La maxicessione di quote nelle partecipate pubbliche rimane poi un’ipotesi complicata perché i prezzi di Borsa sono bassi e Cdp non può (e afferma di non volere) far da raccoglitore delle vendite del Mef. Svendere per passare la nottata, rinunciando per di più ai dividendi futuri, rischia di non essere la mossa migliore. Nelle prossime settimane al ministero dell’Economia bisognerà scrivere le tabelle del Def: e tradurre in cifre ufficiali questi punti interrogativi.

Il Def dovrà poi spiegare che il deficit nominale non è già più in linea con quel «2,04%» a cui si è aggrappato l’accordo di fine anno con la commissione Ue.
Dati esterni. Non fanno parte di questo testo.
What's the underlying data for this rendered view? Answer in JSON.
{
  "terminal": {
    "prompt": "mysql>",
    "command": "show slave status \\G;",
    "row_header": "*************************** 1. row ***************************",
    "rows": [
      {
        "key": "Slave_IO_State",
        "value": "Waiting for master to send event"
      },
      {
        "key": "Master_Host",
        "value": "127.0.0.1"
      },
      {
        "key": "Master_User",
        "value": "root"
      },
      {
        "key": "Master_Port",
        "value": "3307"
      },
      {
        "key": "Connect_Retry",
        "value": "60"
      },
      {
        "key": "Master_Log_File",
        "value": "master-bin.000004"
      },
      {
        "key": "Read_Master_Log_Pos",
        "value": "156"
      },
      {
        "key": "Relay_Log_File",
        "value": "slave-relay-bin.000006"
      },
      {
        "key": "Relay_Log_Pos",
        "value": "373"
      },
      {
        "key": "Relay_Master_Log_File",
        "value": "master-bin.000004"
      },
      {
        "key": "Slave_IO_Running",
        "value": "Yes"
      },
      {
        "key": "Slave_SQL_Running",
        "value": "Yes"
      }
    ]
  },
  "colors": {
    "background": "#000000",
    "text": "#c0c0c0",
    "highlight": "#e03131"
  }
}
Al momento il fabbisogno del settore pubblico è in linea con le previsioni, e le spese dei prossimi mesi dipenderanno dal successo effettivo di quota 100 e soprattutto del reddito di cittadinanza, ora all’inizio di un cammino applicativo pieno di ostacoli. Le previsioni più recenti indicano per ora un deficit/Pil tra il 2,3% e il 2,5%, con diverse traduzioni possibili in termini di indebitamento netto strutturale sulla base dei calcoli sulla «componente ciclica» del disavanzo. Ma Output gap, Pil potenziale e le altre (sempre contestate a Roma) formule della contabilità europea possono fare poco per contenere i rischi di crescita del debito. E le elezioni europee possono puntare a cambiare gli equilibri politici in Europa. Ma non la matematica e le sue conseguenze sui programmi degli investitori.